Since winning prizes at the 2010 Chopin competition, Ingolf Wunder has established himself as a force to be reckoned with. This latest appearance in the Southbank international piano series didn’t quite live up to his first, but there was undoubtedly magic alongside the occasional misfire.
Was it wise to start with Schubert’s final sonata, D960 in B flat major? Perhaps not, given Wunder’s evident discomfort in its opening movement: the tempo was unsettled, the pedalling clumsy and that ominous left-hand trill strangely awkward. But then the strangeness began to beguile. The slow movement brought sudden, breathtaking stillness – far removed from the agitated phrasing of the first. Elsewhere, thunderous climaxes emerged and subsided in an instant, while Wunder constantly sought new soundworlds.
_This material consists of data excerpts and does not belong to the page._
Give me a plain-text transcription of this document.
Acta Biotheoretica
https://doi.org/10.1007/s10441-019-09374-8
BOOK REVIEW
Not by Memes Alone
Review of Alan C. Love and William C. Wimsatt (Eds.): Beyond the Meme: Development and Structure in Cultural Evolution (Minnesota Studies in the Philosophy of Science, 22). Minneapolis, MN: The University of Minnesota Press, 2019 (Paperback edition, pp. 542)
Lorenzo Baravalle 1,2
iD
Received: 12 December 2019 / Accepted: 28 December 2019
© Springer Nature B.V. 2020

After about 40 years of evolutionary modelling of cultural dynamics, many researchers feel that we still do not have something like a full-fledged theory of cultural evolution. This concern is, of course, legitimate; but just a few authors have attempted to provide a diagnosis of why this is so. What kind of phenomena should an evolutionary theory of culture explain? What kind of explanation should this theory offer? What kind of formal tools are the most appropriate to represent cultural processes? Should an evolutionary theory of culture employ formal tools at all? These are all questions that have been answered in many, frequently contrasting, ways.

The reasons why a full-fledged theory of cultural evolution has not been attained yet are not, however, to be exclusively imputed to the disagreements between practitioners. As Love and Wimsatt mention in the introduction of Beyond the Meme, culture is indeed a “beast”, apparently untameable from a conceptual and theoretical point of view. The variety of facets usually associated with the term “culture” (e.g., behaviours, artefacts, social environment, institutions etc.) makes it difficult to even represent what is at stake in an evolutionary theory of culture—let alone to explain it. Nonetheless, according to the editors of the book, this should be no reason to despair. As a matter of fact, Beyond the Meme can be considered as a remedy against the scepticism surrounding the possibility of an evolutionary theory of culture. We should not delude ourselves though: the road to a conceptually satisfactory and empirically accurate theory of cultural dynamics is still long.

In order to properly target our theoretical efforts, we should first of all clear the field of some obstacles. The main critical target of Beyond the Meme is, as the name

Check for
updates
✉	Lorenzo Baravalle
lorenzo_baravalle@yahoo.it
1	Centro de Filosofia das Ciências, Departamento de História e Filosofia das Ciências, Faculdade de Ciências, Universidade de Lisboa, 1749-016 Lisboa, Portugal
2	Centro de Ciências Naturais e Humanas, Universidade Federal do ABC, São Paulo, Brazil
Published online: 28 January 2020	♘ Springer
In the second half, Wunder launched into Mozart’s Fantasia in D minor, K397 almost before sitting down, and it was over in a single, hyper-Romantic flash. His Adagio in B minor, K540 was similarly unfashionable in these historically informed times, indulging equally in unrestrained rubato and a propensity for deep left-hand excavations.
Then there was Chopin, to which Wunder brought a different degree of authority. His Polonaise-Fantaisie (for which he won the prize in Warsaw) retained a feeling of energetic improvisation, but its many voices were sculpted into a coherent, persuasive whole. The A-flat major Polonaise was undeniably virtuosic, while making space for introspection in moments at which time slowed. At the end of a wild, exhilarating journey into musical terra nova, this felt unmistakably like home.